Una situación análoga sucedió con el quiebre institucional que tuvo lugar en 1976. Que las fuerzas políticas no fueran capaces de intentar a través del Congreso un recambio institucional que hubiese permitido desplazar a Isabel Martínez de Perón y designar en su reemplazo a una figura política de consenso electa por el Congreso parece hoy una falta de visión sin justificación. Las declaraciones de Ricardo Balbín dos días antes del golpe, afirmando no tener soluciones, fue una evidencia de la incapacidad o impotencia de la dirigencia argentina para enfrentar la crisis que entonces afectaba a la Argentina.

Resulta fácil la condena hacia los errores de la dirigencia argentina en el pasado, desde la visión del presente habiendo transcurrido cuatro décadas o un cuarto de siglo de crisis que no encontraron en su momento la solución adecuada.

Pero la reflexión central en este momento en el cual la Argentina enfrenta una crisis sin precedentes por la simultaneidad con la cual tiene lugar en los campos políticos, económico y social, es si hoy no estamos cometiendo los mismos errores que criticamos del pasado.
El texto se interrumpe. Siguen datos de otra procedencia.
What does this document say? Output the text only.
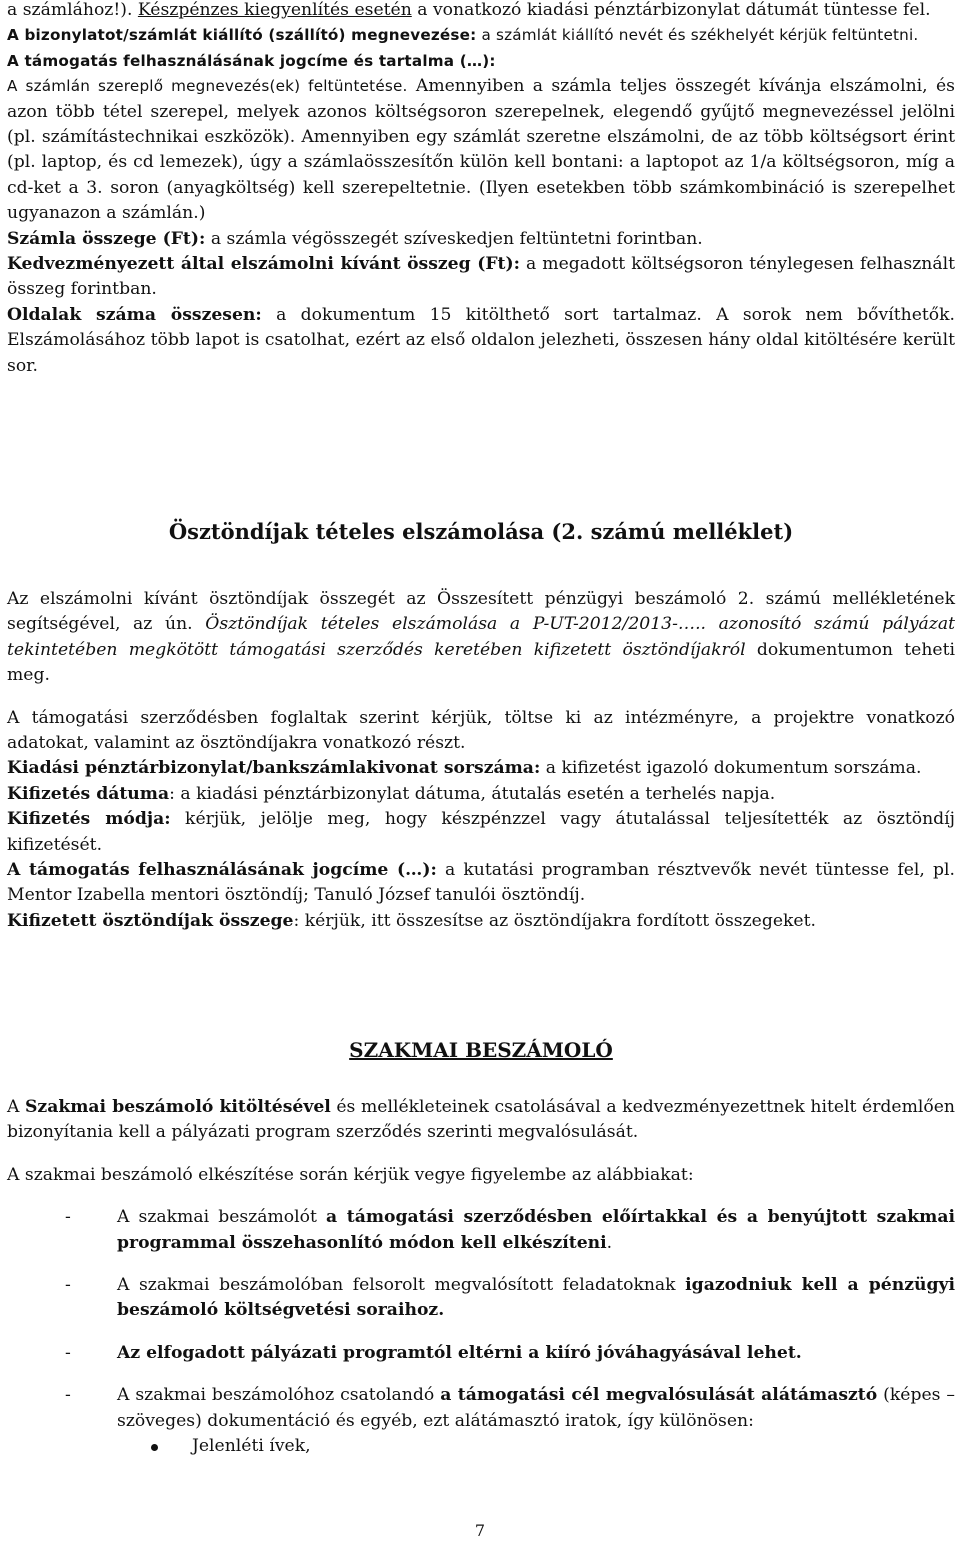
a számlához!). Készpénzes kiegyenlítés esetén a vonatkozó kiadási pénztárbizonylat dátumát tüntesse fel.

A bizonylatot/számlát kiállító (szállító) megnevezése: a számlát kiállító nevét és székhelyét kérjük feltüntetni.

A támogatás felhasználásának jogcíme és tartalma (…):
A számlán szereplő megnevezés(ek) feltüntetése. Amennyiben a számla teljes összegét kívánja elszámolni, és azon több tétel szerepel, melyek azonos költségsoron szerepelnek, elegendő gyűjtő megnevezéssel jelölni (pl. számítástechnikai eszközök). Amennyiben egy számlát szeretne elszámolni, de az több költségsort érint (pl. laptop, és cd lemezek), úgy a számlaösszesítőn külön kell bontani: a laptopot az 1/a költségsoron, míg a cd-ket a 3. soron (anyagköltség) kell szerepeltetnie. (Ilyen esetekben több számkombináció is szerepelhet ugyanazon a számlán.)

Számla összege (Ft): a számla végösszegét szíveskedjen feltüntetni forintban.

Kedvezményezett által elszámolni kívánt összeg (Ft): a megadott költségsoron ténylegesen felhasznált összeg forintban.

Oldalak száma összesen: a dokumentum 15 kitölthető sort tartalmaz. A sorok nem bővíthetők. Elszámolásához több lapot is csatolhat, ezért az első oldalon jelezheti, összesen hány oldal kitöltésére került sor.

Ösztöndíjak tételes elszámolása (2. számú melléklet)

Az elszámolni kívánt ösztöndíjak összegét az Összesített pénzügyi beszámoló 2. számú mellékletének segítségével, az ún. Ösztöndíjak tételes elszámolása a P-UT-2012/2013-….. azonosító számú pályázat tekintetében megkötött támogatási szerződés keretében kifizetett ösztöndíjakról dokumentumon teheti meg.

A támogatási szerződésben foglaltak szerint kérjük, töltse ki az intézményre, a projektre vonatkozó adatokat, valamint az ösztöndíjakra vonatkozó részt.

Kiadási pénztárbizonylat/bankszámlakivonat sorszáma: a kifizetést igazoló dokumentum sorszáma.

Kifizetés dátuma: a kiadási pénztárbizonylat dátuma, átutalás esetén a terhelés napja.

Kifizetés módja: kérjük, jelölje meg, hogy készpénzzel vagy átutalással teljesítették az ösztöndíj kifizetését.

A támogatás felhasználásának jogcíme (…): a kutatási programban résztvevők nevét tüntesse fel, pl. Mentor Izabella mentori ösztöndíj; Tanuló József tanulói ösztöndíj.

Kifizetett ösztöndíjak összege: kérjük, itt összesítse az ösztöndíjakra fordított összegeket.

SZAKMAI BESZÁMOLÓ

A Szakmai beszámoló kitöltésével és mellékleteinek csatolásával a kedvezményezettnek hitelt érdemlően bizonyítania kell a pályázati program szerződés szerinti megvalósulását.

A szakmai beszámoló elkészítése során kérjük vegye figyelembe az alábbiakat:

-	A szakmai beszámolót a támogatási szerződésben előírtakkal és a benyújtott szakmai programmal összehasonlító módon kell elkészíteni.
-	A szakmai beszámolóban felsorolt megvalósított feladatoknak igazodniuk kell a pénzügyi beszámoló költségvetési soraihoz.
-	Az elfogadott pályázati programtól eltérni a kiíró jóváhagyásával lehet.
-	A szakmai beszámolóhoz csatolandó a támogatási cél megvalósulását alátámasztó (képes – szöveges) dokumentáció és egyéb, ezt alátámasztó iratok, így különösen:
Jelenléti ívek,
7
Hoy no hay riesgo de golpe militar -las Fuerzas Armadas han dejado de ser protagonistas de la política y nadie se ha preguntado en los últimos meses sobre qué piensan respecto de la crisis-, ni de interrupción del sistema institucional. Pero el país enfrenta el riesgo de un quiebre social inédito, derivado de una crisis económica que está entre las tres o cuatro más graves del siglo.

Nunca la Argentina en su historia tuvo una tasa de desempleo tan alta durante tanto tiempo y si no se logra encauzar la economía en las próximas semanas, la crisis social será inédita.

De las decisiones políticas de hoy, no depende la sobrevivencia del sistema institucional como en el pasado, pero sí el evitar el estallido de una crisis económico-social.

No hay posibilidad de encauzar la crisis económica y evitar el desborde de sus consecuencias sociales sin liderazgo y cohesión política, y éste debe lograrse mirando los errores del pasado, para no repetirlos en el presente.

Es que actualmente no podemos estar cometiendo los errores que tan fácilmente hoy criticamos respecto del pasado.